Darius Cooper is a firm believer that if you want to haul steel for a living, you don't just follow standard safety requirements — you exceed them. “We've taken the minimum Dept. of Transportation (DOT) requirements for steel load securement and added 15%,” explains Cooper, vp-operations for Maverick Transportation.

“For example, if the DOT says a chain can secure 10,000 lb., we rate it at 8,000 lb. That's not to say DOT's safety standards don't work, because they do. But we want to build in an extra margin of safety to protect our drivers, the customer's cargo and the public. You can never be too safe. One of our mottoes is ‘safety first and foremost.’”

That extra effort is warranted, since trucks carry 75 to 80% of all steel shipments in the U.S. And that's a big load. According to the American Iron and Steel Institute, this $35.1-billion industry produced over 107-million tons of steel in 1999.

Although such a heightened safety philosophy requires more time and resources for equipment and driver training, the end result has paid handsome dividends for the Little Rock, Ark.-based fleet.

Steve Williams, president of Maverick, started the business in 1980 with one truck and a mobile home for an office. It has grown into a 750-tractor fleet with more than 750 drivers, as well as four terminals located around the country.

The bulk of Maverick's fleet is made up of Freightliner Century Class tractors, sporting air-ride seats and 70-in. midroof sleepers. Those trucks are limited to regional lanes in 28 Midwestern and Eastern states. About 100 trucks, all Freightliner Classic XL tractors, operate national longhaul routes throughout the “lower 48.”

Maverick uses primarily flatbed trailers: 45-ft. and 48-ft. 102-in. spread axle aluminum models built by East Manufacturing. Non-skid floors make loading and unloading easier. Each trailer comes equipped with eight chains for steel loads, nylon straps for non-steel goods and two tarps.

Steel products such as coils, coil rods, bars and beams make up about 85% of Maverick's freight. The rest is lumber (10%) and building materials (5%).

One key to Maverick's success in the steel-hauling business is the way it trains drivers. Dean Newell, the company's vp-safety, says new drivers go through an extensive four and one-half day orientation process, spending eight to nine hours a day learning how to secure steel loads “the Maverick way.”

“After watching a film on how we do things, drivers go out to a trailer in our yard that's packed with steel coils and practice loading and unloading,” he says. “At the end of that period, they have to pass a test.”

New drivers who are uncomfortable working in the flatbed environment can join the company's Co-Driver program, which lets new hires ride with seasoned veterans to learn the ropes, while getting paid $125 a day.

Maverick is a big believer in the steel-to-steel load securement philosophy: Steel chains secure steel loads, not nylon straps. Maverick's rule of thumb is one steel chain for every 8,000 lb. of steel load weight.
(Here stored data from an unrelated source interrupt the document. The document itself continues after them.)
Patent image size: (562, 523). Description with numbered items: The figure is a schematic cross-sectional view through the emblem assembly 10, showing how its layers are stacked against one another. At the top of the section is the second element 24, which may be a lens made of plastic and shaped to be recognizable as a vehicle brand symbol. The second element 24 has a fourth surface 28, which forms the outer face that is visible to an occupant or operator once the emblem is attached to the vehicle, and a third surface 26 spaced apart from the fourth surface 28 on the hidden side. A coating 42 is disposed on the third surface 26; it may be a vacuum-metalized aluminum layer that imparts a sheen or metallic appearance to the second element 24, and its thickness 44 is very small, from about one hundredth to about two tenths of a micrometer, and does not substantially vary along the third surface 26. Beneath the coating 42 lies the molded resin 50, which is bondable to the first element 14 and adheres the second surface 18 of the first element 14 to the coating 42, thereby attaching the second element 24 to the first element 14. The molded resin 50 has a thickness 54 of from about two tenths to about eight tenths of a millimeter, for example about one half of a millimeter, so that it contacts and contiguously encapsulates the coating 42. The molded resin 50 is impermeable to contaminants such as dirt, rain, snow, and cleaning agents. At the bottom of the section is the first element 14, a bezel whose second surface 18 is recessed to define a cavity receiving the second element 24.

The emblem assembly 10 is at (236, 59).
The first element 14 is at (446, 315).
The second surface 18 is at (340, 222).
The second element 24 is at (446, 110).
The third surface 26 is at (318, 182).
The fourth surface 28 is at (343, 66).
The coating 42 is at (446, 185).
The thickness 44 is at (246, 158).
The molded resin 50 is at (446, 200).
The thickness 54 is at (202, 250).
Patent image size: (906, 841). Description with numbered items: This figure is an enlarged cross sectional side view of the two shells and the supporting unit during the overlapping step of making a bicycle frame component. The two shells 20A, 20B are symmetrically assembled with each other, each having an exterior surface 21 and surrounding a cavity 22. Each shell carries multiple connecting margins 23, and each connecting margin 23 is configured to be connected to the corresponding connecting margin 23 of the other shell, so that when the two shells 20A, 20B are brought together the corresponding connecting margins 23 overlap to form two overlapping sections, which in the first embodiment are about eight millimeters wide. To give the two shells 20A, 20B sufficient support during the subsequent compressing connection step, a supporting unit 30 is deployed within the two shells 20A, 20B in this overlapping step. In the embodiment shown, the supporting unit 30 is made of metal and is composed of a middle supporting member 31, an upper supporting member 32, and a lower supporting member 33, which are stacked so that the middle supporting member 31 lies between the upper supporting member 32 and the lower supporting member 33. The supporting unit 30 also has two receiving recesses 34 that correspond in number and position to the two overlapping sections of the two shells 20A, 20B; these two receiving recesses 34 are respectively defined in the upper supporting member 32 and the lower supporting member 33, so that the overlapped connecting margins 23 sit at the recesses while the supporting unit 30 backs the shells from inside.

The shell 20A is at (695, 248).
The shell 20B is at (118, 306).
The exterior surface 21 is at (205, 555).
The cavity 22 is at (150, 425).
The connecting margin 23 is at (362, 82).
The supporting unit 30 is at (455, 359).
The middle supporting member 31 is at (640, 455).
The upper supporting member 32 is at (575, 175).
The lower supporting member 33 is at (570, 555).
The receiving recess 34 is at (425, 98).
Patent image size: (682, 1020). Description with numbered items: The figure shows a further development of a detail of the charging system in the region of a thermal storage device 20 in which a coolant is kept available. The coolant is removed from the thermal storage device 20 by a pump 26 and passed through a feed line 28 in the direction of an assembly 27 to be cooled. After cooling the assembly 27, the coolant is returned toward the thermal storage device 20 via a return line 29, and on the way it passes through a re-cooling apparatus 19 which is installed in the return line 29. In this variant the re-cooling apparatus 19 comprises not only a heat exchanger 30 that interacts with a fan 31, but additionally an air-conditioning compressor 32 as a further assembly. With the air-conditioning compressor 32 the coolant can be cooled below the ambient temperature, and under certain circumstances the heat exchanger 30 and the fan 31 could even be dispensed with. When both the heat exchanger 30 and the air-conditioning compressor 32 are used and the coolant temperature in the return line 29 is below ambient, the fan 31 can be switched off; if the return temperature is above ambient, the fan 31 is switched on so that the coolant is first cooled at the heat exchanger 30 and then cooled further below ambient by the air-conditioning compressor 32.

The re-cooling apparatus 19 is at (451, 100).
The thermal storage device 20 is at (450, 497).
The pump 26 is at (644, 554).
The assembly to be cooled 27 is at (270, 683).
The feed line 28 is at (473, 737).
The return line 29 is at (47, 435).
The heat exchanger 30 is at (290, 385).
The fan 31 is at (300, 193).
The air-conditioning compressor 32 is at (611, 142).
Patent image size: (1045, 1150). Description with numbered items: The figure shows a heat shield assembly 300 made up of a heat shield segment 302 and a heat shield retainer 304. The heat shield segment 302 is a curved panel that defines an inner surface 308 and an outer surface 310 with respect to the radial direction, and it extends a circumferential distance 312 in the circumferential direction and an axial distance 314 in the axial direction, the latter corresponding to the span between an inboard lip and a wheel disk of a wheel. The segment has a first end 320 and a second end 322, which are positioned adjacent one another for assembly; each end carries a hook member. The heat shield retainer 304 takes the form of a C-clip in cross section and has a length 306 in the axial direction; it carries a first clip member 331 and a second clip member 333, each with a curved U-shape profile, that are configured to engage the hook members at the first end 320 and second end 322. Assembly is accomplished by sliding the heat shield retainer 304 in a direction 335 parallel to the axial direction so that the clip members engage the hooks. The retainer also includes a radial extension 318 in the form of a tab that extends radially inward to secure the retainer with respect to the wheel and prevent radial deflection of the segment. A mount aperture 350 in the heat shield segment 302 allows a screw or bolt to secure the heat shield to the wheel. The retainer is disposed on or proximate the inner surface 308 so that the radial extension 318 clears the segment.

For any steel coil weighing more than 30,000 lb., a minimum of four chains must be strung through the coil's “eye,” which is double the number required by DOT regulations.

The company also “double tarps,” covering steel shipments first with a canvas tarp and then a vinyl tarp to protect the load against the elements.

Maverick's steel hauling methods are not recent innovations; Williams credits his father, Wilkie Williams, with developing them. “The equipment we use today is entirely different, but we haul steel exactly the same way,” said Williams. “Steel is a very unforgiving load. That's why we secure all of our steel loads with chains and double tarps, period. While it might mean more work for drivers, this method ends up protecting the customer's cargo and our equipment. It's the only way we'll ever haul steel.”